NASA has released the 1,00,000th image of Mars captured by the Mars Reconnaissance Orbiter (MRO). Shared on Tuesday, the picture features the Syrtis Major region about 80 kilometres southeast of Jezero Crater, the exploration site of Perseverance rover. NASA says the image was captured on October 7 as MRO is nearing 20 years of its operations. It was taken using the High Resolution Imaging Science Experiment (HiRISE) camera from an altitude of between 250-300 kilometres, and shows mesas (flat-topped hills) and dunes of Syrtis Major in great detail.

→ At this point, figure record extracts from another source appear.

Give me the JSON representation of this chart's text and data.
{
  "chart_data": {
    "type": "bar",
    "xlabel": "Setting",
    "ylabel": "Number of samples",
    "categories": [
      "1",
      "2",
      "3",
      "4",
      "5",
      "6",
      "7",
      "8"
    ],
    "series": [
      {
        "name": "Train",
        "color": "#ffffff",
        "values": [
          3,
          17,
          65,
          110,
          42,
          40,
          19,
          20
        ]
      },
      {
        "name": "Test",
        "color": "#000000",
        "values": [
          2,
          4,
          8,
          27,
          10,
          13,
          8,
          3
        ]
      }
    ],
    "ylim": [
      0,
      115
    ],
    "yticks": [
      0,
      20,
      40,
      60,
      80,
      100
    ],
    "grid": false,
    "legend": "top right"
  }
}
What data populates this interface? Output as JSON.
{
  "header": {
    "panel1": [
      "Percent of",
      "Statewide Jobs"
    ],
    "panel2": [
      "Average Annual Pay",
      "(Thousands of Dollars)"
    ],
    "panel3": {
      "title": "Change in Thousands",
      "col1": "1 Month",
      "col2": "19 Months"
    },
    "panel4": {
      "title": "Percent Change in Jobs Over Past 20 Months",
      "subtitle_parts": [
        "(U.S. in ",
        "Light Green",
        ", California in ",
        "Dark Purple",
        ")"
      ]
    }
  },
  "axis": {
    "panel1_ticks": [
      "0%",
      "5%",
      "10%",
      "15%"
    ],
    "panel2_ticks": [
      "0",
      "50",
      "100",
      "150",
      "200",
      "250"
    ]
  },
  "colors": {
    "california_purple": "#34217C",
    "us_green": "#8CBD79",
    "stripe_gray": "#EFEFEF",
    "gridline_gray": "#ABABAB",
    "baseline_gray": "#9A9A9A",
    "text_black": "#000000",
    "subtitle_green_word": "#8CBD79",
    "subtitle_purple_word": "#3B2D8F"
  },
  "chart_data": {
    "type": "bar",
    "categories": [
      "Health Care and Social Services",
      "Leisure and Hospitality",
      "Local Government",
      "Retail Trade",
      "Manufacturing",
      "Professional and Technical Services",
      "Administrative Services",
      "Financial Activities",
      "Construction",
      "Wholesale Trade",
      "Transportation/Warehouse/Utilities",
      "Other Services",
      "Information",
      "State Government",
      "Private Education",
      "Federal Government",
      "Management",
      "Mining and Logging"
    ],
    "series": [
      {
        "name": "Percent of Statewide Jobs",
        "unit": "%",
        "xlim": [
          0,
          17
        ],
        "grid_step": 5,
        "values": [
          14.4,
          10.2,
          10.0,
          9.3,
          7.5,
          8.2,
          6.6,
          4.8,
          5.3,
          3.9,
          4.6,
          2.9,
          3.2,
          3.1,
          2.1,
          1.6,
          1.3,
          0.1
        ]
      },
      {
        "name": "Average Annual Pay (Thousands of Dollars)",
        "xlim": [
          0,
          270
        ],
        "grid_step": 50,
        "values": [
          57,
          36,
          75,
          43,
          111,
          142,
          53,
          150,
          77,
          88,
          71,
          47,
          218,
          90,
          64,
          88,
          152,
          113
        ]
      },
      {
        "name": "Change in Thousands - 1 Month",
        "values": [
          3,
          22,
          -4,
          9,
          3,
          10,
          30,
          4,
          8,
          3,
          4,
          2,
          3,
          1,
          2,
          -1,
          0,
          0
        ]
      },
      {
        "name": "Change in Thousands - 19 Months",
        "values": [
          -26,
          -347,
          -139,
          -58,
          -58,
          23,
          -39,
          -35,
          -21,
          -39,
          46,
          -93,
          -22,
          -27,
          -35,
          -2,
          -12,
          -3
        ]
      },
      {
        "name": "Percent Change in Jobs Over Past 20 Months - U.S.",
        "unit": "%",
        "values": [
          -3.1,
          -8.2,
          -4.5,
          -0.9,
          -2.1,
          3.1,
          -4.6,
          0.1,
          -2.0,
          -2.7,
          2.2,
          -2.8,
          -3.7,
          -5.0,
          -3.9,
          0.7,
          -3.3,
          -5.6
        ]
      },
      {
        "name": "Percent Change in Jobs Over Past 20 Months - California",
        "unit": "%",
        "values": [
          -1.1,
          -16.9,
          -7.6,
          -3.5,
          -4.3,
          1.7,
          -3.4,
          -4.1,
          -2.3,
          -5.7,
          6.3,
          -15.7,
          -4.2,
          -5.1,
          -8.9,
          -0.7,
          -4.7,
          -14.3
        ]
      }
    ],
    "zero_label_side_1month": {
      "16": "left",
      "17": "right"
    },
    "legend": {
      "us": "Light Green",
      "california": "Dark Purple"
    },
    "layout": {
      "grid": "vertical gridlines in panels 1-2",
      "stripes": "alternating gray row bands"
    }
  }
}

“HiRISE hasn’t just discovered how different the Martian surface is from Earth, it’s also shown us how that surface changes over time,” Leslie Tamppari, MRO’s project scientist at NASA’s Jet Propulsion Laboratory (JPL), said in a statement. “We’ve seen dune fields marching along with the wind and avalanches careening down steep slopes.”
According to NASA, scientists are analysing the latest image to better understand the source of windblown sand that gets trapped in the region’s landscape and eventually form dunes.
And you thought it was hard to scroll through all the photos on your phone…
NASA’s Mars Reconnaissance Orbiter has snapped its 100,000th image of the surface with its HiRISE camera. More on this milestone image: https://t.co/71CuPgO1Ep pic.twitter.com/4IBr7sNGQ3
— NASA Mars (@NASAMars) December 16, 2025
The agency has also shared a highlight of best images captured by HiRISE that has snapped features ranging from impact craters, sand dunes, and ice deposits to potential landing sites on the Martian surface.
About NASA’s Mars Reconnaissance Orbiter
The orbiter was launched in August 2005 and it entered the Martian orbit in 2006. It is NASA’s second oldest spacecraft orbiting the red planet after Mars Odyssey which is active since 2001. MRO was built to investigate the history of water on Mars. Using its suite of instruments, it photographs the Martian surface, analyses minerals, hunts subsurface water, traces the distribution of atmospheric dust and monitors daily global weather.
The MRO serves another purpose as a data relay platform. It relays data between Perseverance and Curiosity rovers on the Martian surface and Earth using its high gain antenna. Most recently, the mission team at JPL turned the HiRISE camera toward interstellar comet 3I/ATLAS as part of a wider surveillance project.